Retail and leisure stocks dominated the list of the day’s top risers during early exchanges, with Tesco up 1.07 per cent, Mike Ashley’s Frasers Group jumping 0.79 per cent and B&Q owner Kingfisher climbing 0.53 per cent.

However, all three shed gains in late trading.

FTSE 100 dragged down again today

The FTSE 100 notched it's second straght day of losses.
Source: TradingView

Instead, the FTSE 100 was propped up by Britain’’s biggest banks surging on the prospect of another 50 basis point interest rate hike from the Bank of England next Thursday.

HSBC, Barclays, Lloyds and NatWest all finished close to the FTSE 100’s summit, however their advances were not enough to tip the index into the green.

Credit checker Experian tumbled more than three per cent after analysts at Credit Suisse downgraded their outlook for the company.

Online supermarket and middle class favourite Ocado was also more than four per cent lower, denting a new year rally.
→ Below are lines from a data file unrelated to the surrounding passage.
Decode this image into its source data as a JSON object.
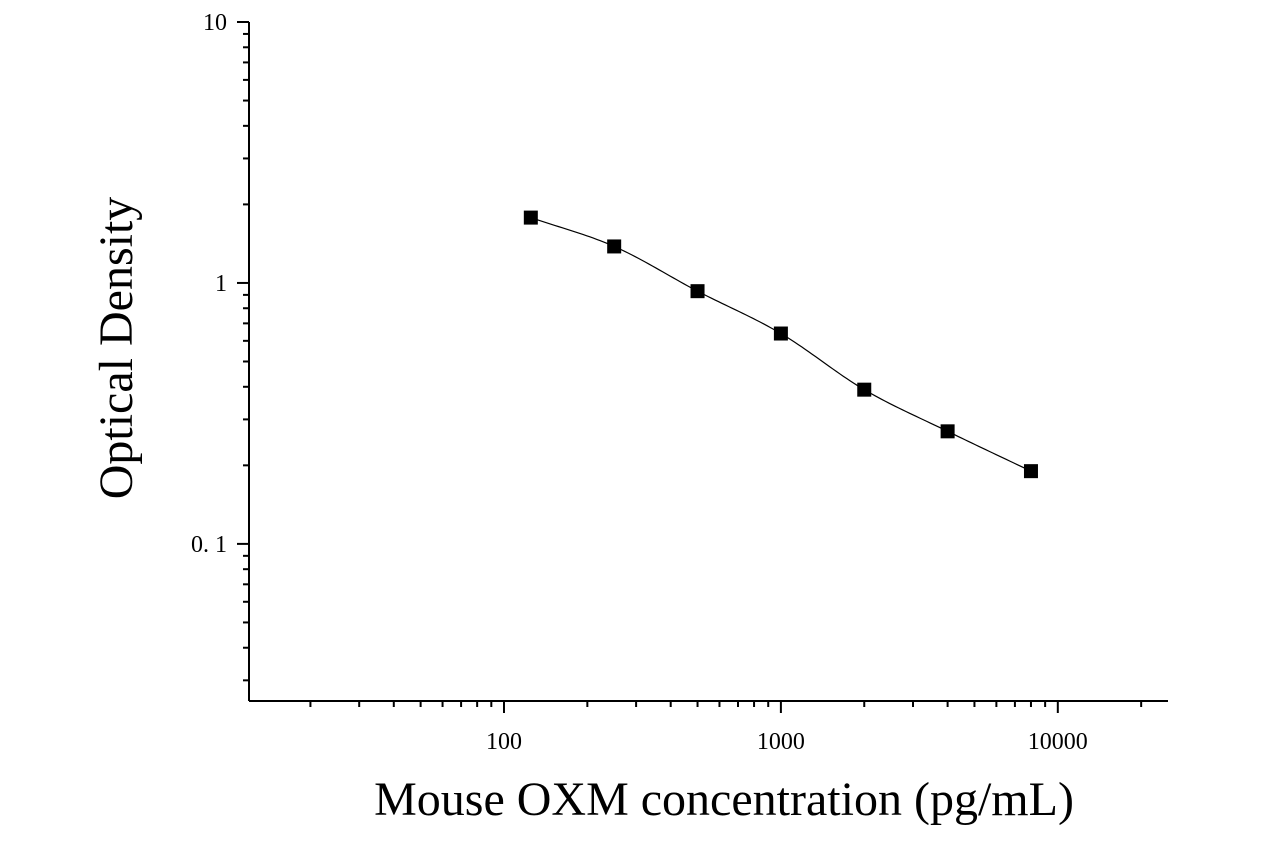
{
  "chart_data": {
    "type": "scatter",
    "title": "",
    "xlabel": "Mouse OXM concentration (pg/mL)",
    "ylabel": "Optical Density",
    "x_scale": "log",
    "y_scale": "log",
    "xlim": [
      12,
      25000
    ],
    "ylim": [
      0.025,
      10
    ],
    "x_ticks": [
      {
        "value": 100,
        "label": "100"
      },
      {
        "value": 1000,
        "label": "1000"
      },
      {
        "value": 10000,
        "label": "10000"
      }
    ],
    "y_ticks": [
      {
        "value": 0.1,
        "label": "0. 1"
      },
      {
        "value": 1,
        "label": "1"
      },
      {
        "value": 10,
        "label": "10"
      }
    ],
    "grid": false,
    "legend": "none",
    "series": [
      {
        "x": [
          125,
          250,
          500,
          1000,
          2000,
          4000,
          8000
        ],
        "y": [
          1.78,
          1.38,
          0.93,
          0.64,
          0.39,
          0.27,
          0.19
        ],
        "marker": "square",
        "color": "#000000"
      }
    ],
    "fit_curve": {
      "type": "smooth",
      "color": "#000000"
    }
  }
}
Pub chain and FTSE 250 listed J D Wetherspoon collapsed nearly six per cent despite a glowing set of results.

Susannah Streeter, senior investment and market analyst at Hargreaves Lansdown said: “Tills were ringing over Christmas with sales in the last twelve weeks up 17.8 per cent compared to the same period a year ago.”

Despite intense cost of living pressures, short haul airline easyJet said it is on course to return to profit, pumping its shares up nearly 10 per cent.

John Moore, senior investment manager at RBC Brewin Dolphin, said: “More people are beginning to travel again, while the airline has reshaped its routes and proposition. Fuel costs continue to be a drag on easyJet and consumer confidence is a potential headwind, but the company is relatively well hedged and bookings are strong for the year ahead,”

Rival airline Wizz Air picked up gains in its slipstream, jumping over four per cent, while British Airways owner and FTSE 100 listed IAG advanced 1.44 per cent.